Posisi ruang Multatuli yang tepat berada di tengah gedung memiliki filosofi khusus. Ubai menjelaskan, “Di sayap kanan museum ada sejarah kolonialisme lalu di sayap kiri ada sejarah kebangkitan rakyat melawan penjajahan. Jadi, Multatuli sebagai batas pemisah antara kolonialisme dengan bangkitnya nasionalisme. Dia tokoh antikolonial, meskipun dia bagian dari sistem kolonial.”
Kesan tentang kebangkitan nasional itu terasa ketika beranjak ke ruang kelima dan keenam. Ruang kelima yang didesain bernuansa merah-putih ini menampilkan rekam jejak perlawanan rakyat Banten melawan kolonialisme Belanda. Melalui infografis yang membentang di seluruh dinding dijelaskan bagaimana perlawanan rakyat Banten juga berkelindan dengan perjuangan nasional. Sementara ruang keenam dan ketujuh secara khusus menampilkan sejarah lokal Lebak dan Rangkasbitung.
Masih Terus Dilengkapi
Sebelum masuk museum, sambil mengisi buku tamu saya mencoba mengamati sekilas cacatan kunjungan museum baru itu. Meski saat saya datang museum sedang sepi, saya adalah pengunjung ke-49 hari itu. Kebanyakan pengunjungnya adalah masyarakat sekitar Lebak dan Banten. Dalam catatan itu, ada juga pengunjung dari Lampung.
Saya bertanya lebih jauh soal statistik kunjungan kepada Ubai. Sejauh ini sambutan dari masyarakat cukup positif. Selama 16 hari sejak pembukaan rata-rata per hari ada 80 sampai 100 pengunjung. Kunjungan paling banyak tercatat pada Sabtu dan Minggu, antara 125 sampai 150 pengunjung.
“Dari catatan di buku tamu, pengunjung kebanyakan dari Rangkasbitung dan sekitar Jabodetabek. Paling jauh ada juga dari Makassar dan Lampung. Ada juga orang-orang yang sebelum ke Baduy mampir dulu ke sini,” tutur lelaki yang sejak 2009 aktif membacakan kisah Max Havelaar untuk anak-anak di pedesaan Lebak melalui komunitasnya itu.
Ubai mengaku selama dua minggu pembukaan museum ia kerap menerima surat permohonan kunjungan dari sekolah-sekolah di Lebak.
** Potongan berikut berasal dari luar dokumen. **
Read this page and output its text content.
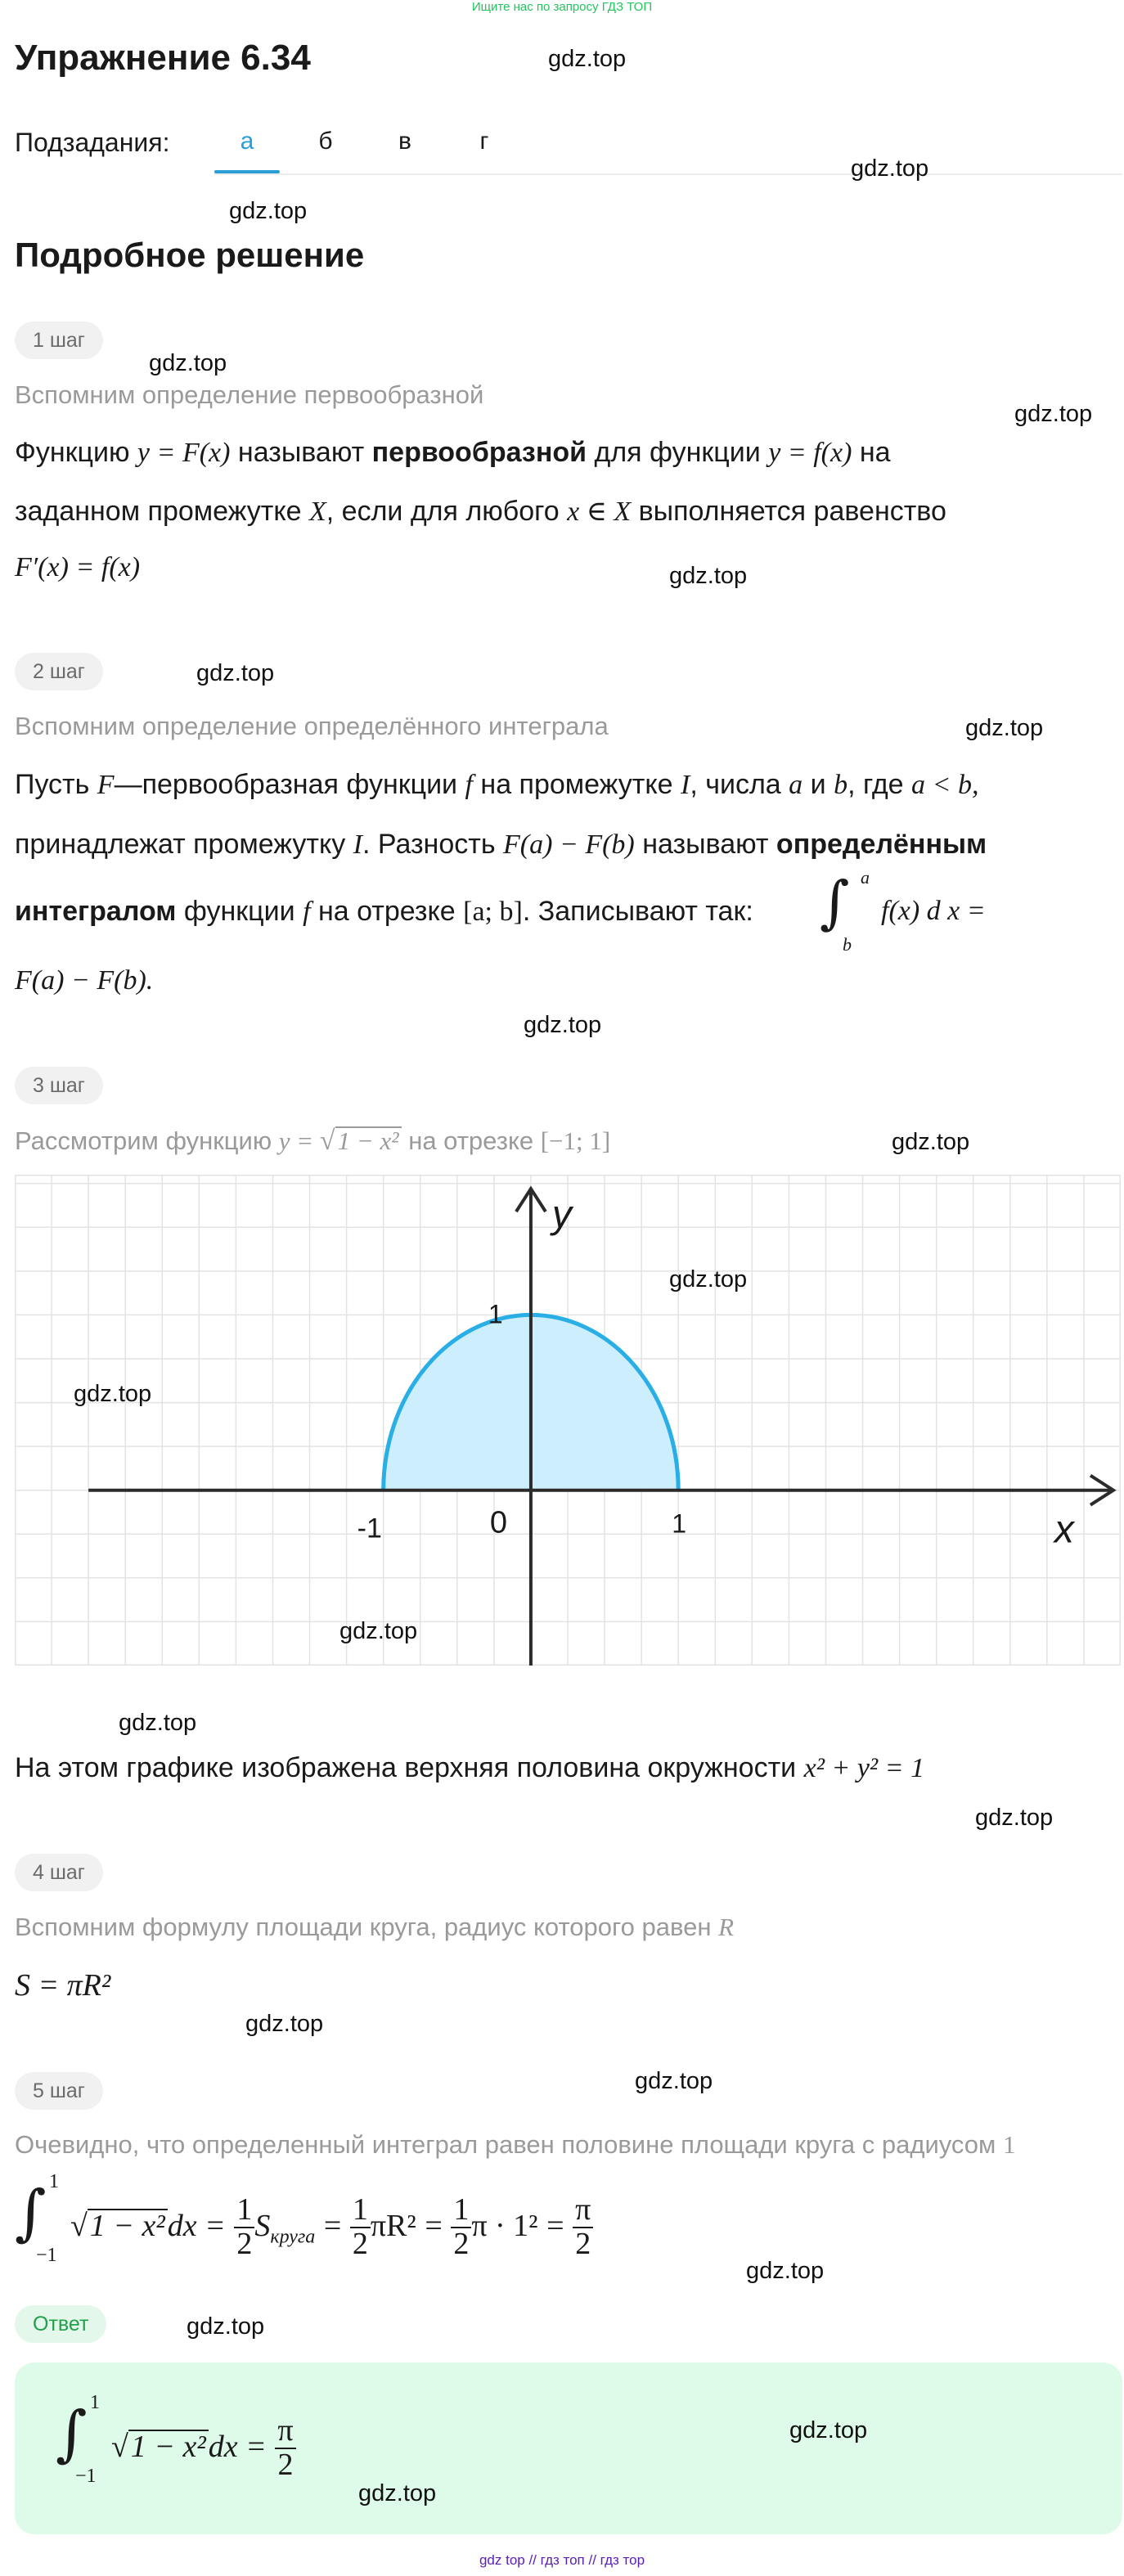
Ищите нас по запросу ГДЗ ТОП
Упражнение 6.34	gdz.top
Подзадания:	а	б	в	г
gdz.top
gdz.top
Подробное решение
1 шаг
gdz.top
Вспомним определение первообразной
gdz.top
Функцию y = F(x) называют первообразной для функции y = f(x) на
заданном промежутке X, если для любого x ∈ X выполняется равенство
F′(x) = f(x)	gdz.top
2 шаг	gdz.top
Вспомним определение определённого интеграла	gdz.top
Пусть F—первообразная функции f на промежутке I, числа a и b, где a < b,
принадлежат промежутку I. Разность F(a) − F(b) называют определённым
интегралом функции f на отрезке [a; b]. Записывают так: ∫ a
b
f(x) d x =
F(a) − F(b).
gdz.top
3 шаг
Рассмотрим функцию y = √1 − x² на отрезке [−1; 1]	gdz.top
y
x
-1	0	1
1
gdz.top
gdz.top
gdz.top
gdz.top
На этом графике изображена верхняя половина окружности x² + y² = 1
gdz.top
4 шаг
Вспомним формулу площади круга, радиус которого равен R
S = πR²
gdz.top
5 шаг	gdz.top
Очевидно, что определенный интеграл равен половине площади круга с радиусом 1
∫ 1
−1
$√1 - x^2dx = \frac{1}{2} S_{круга} = \frac{1}{2} \pi R^2 = \frac{1}{2}$ $\pi \cdot 1^2 = \frac{\pi}{2}$
gdz.top
Ответ	gdz.top
∫ 1
−1
$√1 - x^2dx = \frac{\pi}{2}$	gdz.top
gdz.top
gdz top // гдз топ // гдз тор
Ia senang karena sejauh ini kunjungan ke museum adalah inisiatif dari masyarakat sendiri, tanpa ada instruksi khusus kepada sekolah-sekolah atau promosi khusus dari pihak Dinas Pariwisata Kabupaten Lebak.
Tetapi, ia juga mengatakan bahwa untuk menarasikan tema besar antikolonialisme museum ini masih harus berbenah. Koleksi yang ada sekarang diakuinya belum cukup dan kebanyakan tidak terkait langsung dengan Multatuli. Karenanya selain promosi, para konseptor Museum Multatuli juga berupaya menambah koleksi museum.
Bonnie Triyana juga mengatakan hal serupa. Secara terpisah ia mengatakan pertengahan tahun ini ia akan berangkat ke Belanda untuk mengurus hibah dari Rijks Museum berupa payung kebesaran milik Gubernur Jenderal Hindia Belanda Pieter Mijer (menjabat 1866-1872) dan baju dinas residen abad ke-19.
“Artefak-artefak itu adalah simbol kekuasaan feodal semasa kolonialisme Belanda. Karena ini museum antikolonialisme, artefak itu akan kami pamerkan sebagai simbol atau gambaran dari masyarakat jajahan,” pungkasnya.